In an interview with the Financial Times, Bostic said that the latest data points to an "equalization" of economic activity both in terms of business return to work and in terms of population mobility. According to him, the Federal Reserve of Atlanta is trying to understand "whether the alignment of economic activity is the beginning of a stable trend or just a pause."

San Francisco fed Chairwoman Mary Daly said on Tuesday that the US unemployment data underestimates the economic damage caused by the coronavirus. Given that unemployment is at 11.1%, the Central Bank will have to take further measures to support the economy, said the head of the Federal Reserve of Richmond, Thomas Barkin.

According to the forecast of the Organization for Economic Cooperation and Development (OECD), unemployment rates in the developed world this year will be higher than at any time since the great depression, and will not return to pre-crisis values until at least 2022.

The organization on Tuesday warned against premature abandonment of emergency measures aimed at supporting employment and said that the authorities of countries should launch new programs to encourage companies to hire staff, especially those employees who have entered the labor market for the first time.

The European Commission on Tuesday lowered its economic forecast for 2020-2021. Brussels now expects the EU economy to fall by 8.3% this year and grow by 5.8% next year. In May, the European Commission predicted a 7.4% reduction in EU GDP in 2020 and a 6.1% growth in 2021.

Shares of companies in the tourism sector fell by the end of trading on Tuesday. The price of air carriers United Airlines Holdings (SPB: UAL) and American Airlines Group (SPB: AAL) fell by 7.6% and 7%, respectively. Royal Caribbean Cruises (SPB: RCL) and Norwegian Cruise Line Holdings each lost about 5%.

Shares of energy companies, including Devon Energy (SPB: DVN) Corp., also fell in price. - by 7.3% and Valero Energy (SPB: VLO) Corp. - by 5.9%. Goldman Sachs Group Inc.'s stock price fell 3.9%, while JPMorgan Chase & Co. (SPB: JPM) fell 2.8%.

The capitalization of the Burger chain Shake Shack decreased by 6.6%, as preliminary data on the company's sales in the second quarter did not meet market expectations.
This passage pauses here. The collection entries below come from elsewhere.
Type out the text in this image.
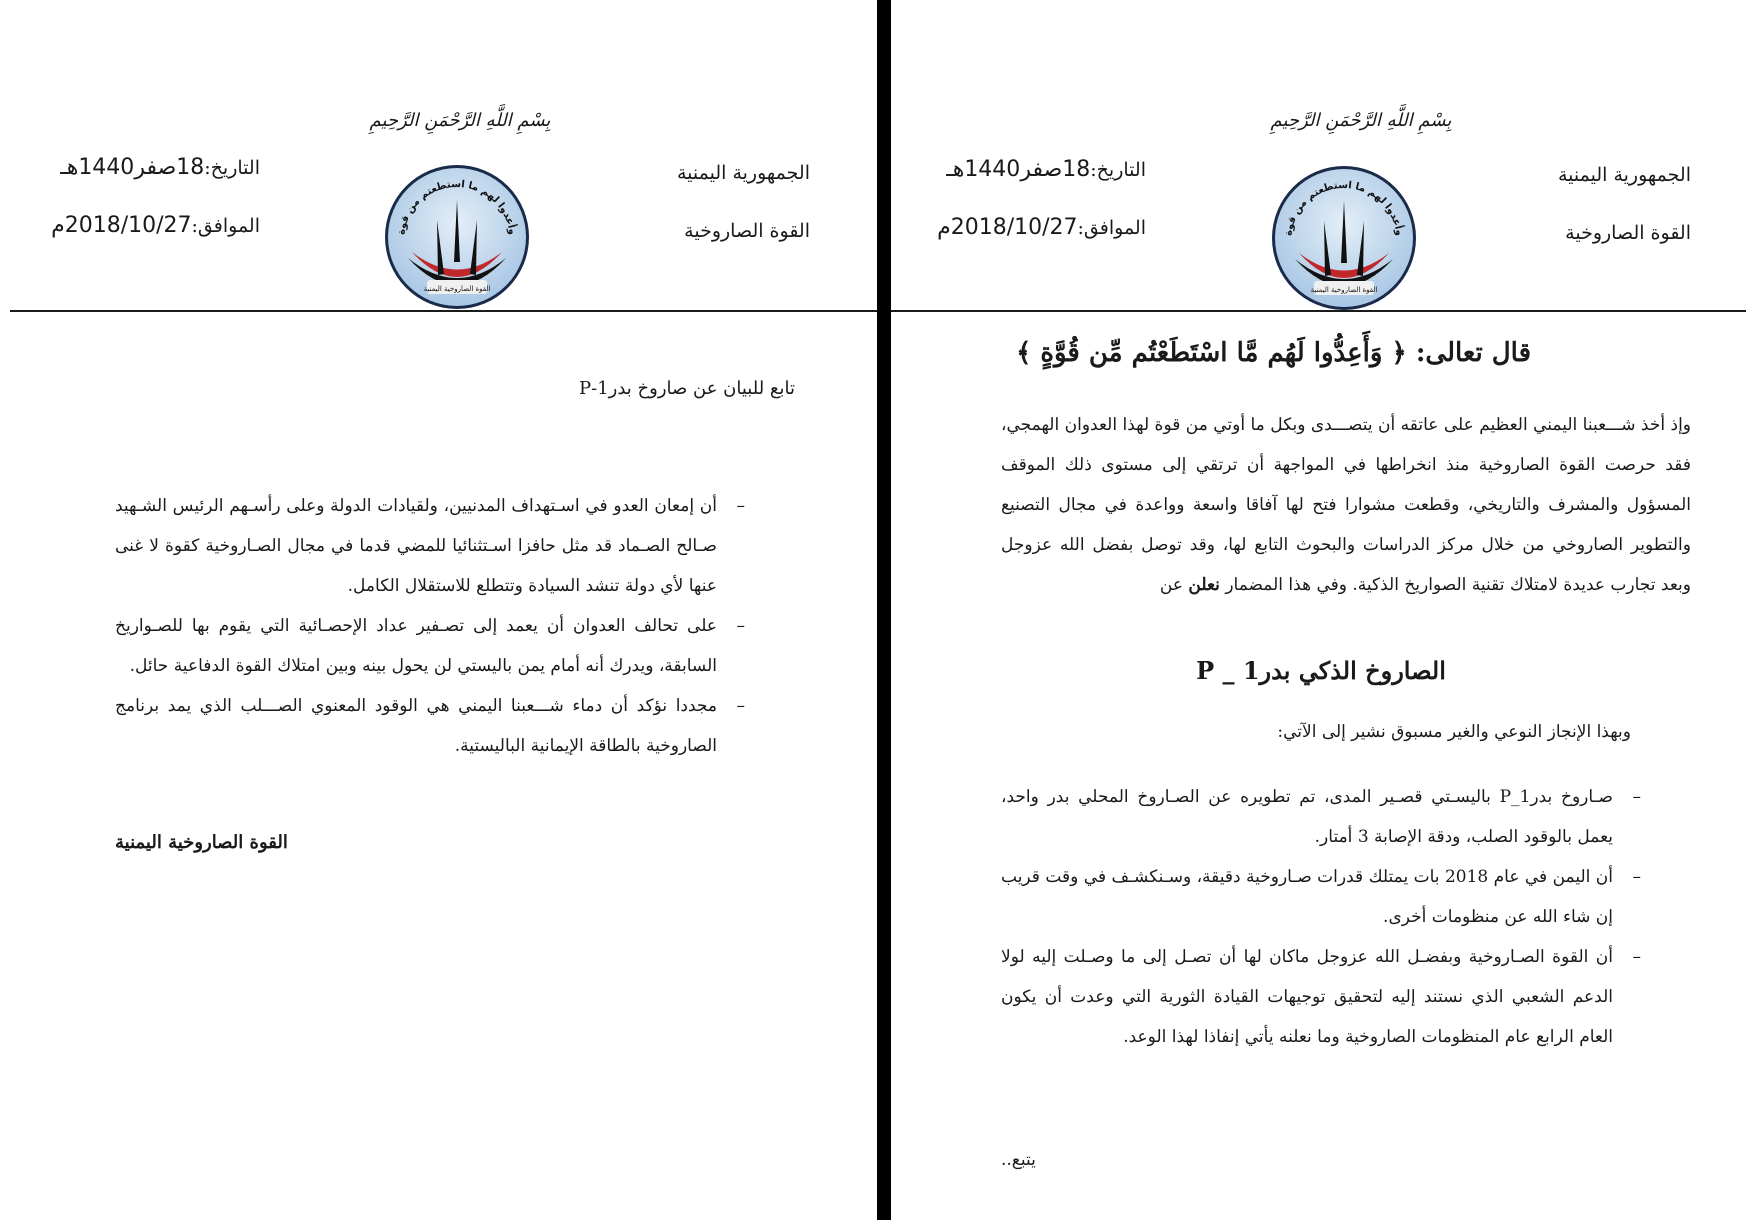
بِسْمِ اللَّهِ الرَّحْمَنِ الرَّحِيمِ
الجمهورية اليمنية
القوة الصاروخية
التاريخ:18صفر1440هـ
الموافق:2018/10/27م	وأعدوا لهم ما استطعتم من قوة
القوة الصاروخية اليمنية
تابع للبيان عن صاروخ بدر1-P
–
أن إمعان العدو في اسـتهداف المدنيين، ولقيادات الدولة وعلى رأسـهم الرئيس الشـهيد صـالح الصـماد قد مثل حافزا اسـتثنائيا للمضي قدما في مجال الصـاروخية كقوة لا غنى عنها لأي دولة تنشد السيادة وتتطلع للاستقلال الكامل.
–
على تحالف العدوان أن يعمد إلى تصـفير عداد الإحصـائية التي يقوم بها للصـواريخ السابقة، ويدرك أنه أمام يمن باليستي لن يحول بينه وبين امتلاك القوة الدفاعية حائل.
–
مجددا نؤكد أن دماء شـــعبنا اليمني هي الوقود المعنوي الصـــلب الذي يمد برنامج الصاروخية بالطاقة الإيمانية الباليستية.
القوة الصاروخية اليمنية
بِسْمِ اللَّهِ الرَّحْمَنِ الرَّحِيمِ
الجمهورية اليمنية
القوة الصاروخية
التاريخ:18صفر1440هـ
الموافق:2018/10/27م	وأعدوا لهم ما استطعتم من قوة
القوة الصاروخية اليمنية
قال تعالى: ﴿ وَأَعِدُّوا لَهُم مَّا اسْتَطَعْتُم مِّن قُوَّةٍ ﴾
وإذ أخذ شـــعبنا اليمني العظيم على عاتقه أن يتصـــدى وبكل ما أوتي من قوة لهذا العدوان الهمجي، فقد حرصت القوة الصاروخية منذ انخراطها في المواجهة أن ترتقي إلى مستوى ذلك الموقف المسؤول والمشرف والتاريخي، وقطعت مشوارا فتح لها آفاقا واسعة وواعدة في مجال التصنيع والتطوير الصاروخي من خلال مركز الدراسات والبحوث التابع لها، وقد توصل بفضل الله عزوجل وبعد تجارب عديدة لامتلاك تقنية الصواريخ الذكية. وفي هذا المضمار نعلن عن
الصاروخ الذكي بدر1 _ P
وبهذا الإنجاز النوعي والغير مسبوق نشير إلى الآتي:
–
صـاروخ بدر1_P باليسـتي قصـير المدى، تم تطويره عن الصـاروخ المحلي بدر واحد، يعمل بالوقود الصلب، ودقة الإصابة 3 أمتار.
–
أن اليمن في عام 2018 بات يمتلك قدرات صـاروخية دقيقة، وسـنكشـف في وقت قريب إن شاء الله عن منظومات أخرى.
–
أن القوة الصـاروخية وبفضـل الله عزوجل ماكان لها أن تصـل إلى ما وصـلت إليه لولا الدعم الشعبي الذي نستند إليه لتحقيق توجيهات القيادة الثورية التي وعدت أن يكون العام الرابع عام المنظومات الصاروخية وما نعلنه يأتي إنفاذا لهذا الوعد.
يتبع..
Novavax Inc.'s stock price soared 31.6%. The American pharmaceutical company said it would receive $1.6 billion from the US government to Fund an experimental coronavirus vaccine and ensure large-scale production. With this funding, Novavax intends to deliver 100 million doses of the vaccine, which is likely to happen by the end of the year.

Shares of Regeneron Pharmaceuticals (SPB: REGN) Inc. rose 2.2%. The company received a federal contract worth $450 million to produce several thousand doses of an experimental drug for coronavirus, which the government will distribute to patients for free if its use is approved by regulators.

The price of Sunrun Inc. securities jumped by 22.6%. The largest supplier and operator of rooftop solar panels in the United States has agreed to acquire rival Vivint Solar Inc.for about $3.2 billion, including debt. Shares of Vivint Solar, which ranks second in the US solar energy market, soared 38.2%.

The market value of Tesla Inc. (SPB: TSLA) rose 1.1% on the back of an increase in the target share price of the American electric car manufacturer by an analyst at Morgan Stanley.

The Dow Jones Industrial Average fell by 396.85 points (1.51%) to 25,890.18 points at the close of the market.

The Standard & Poor's 500 lost 34.40 points (1.08%) to 3,145.32 points.

The Nasdaq Composite dropped 89.76 points (0.86%) to 10,343. 89.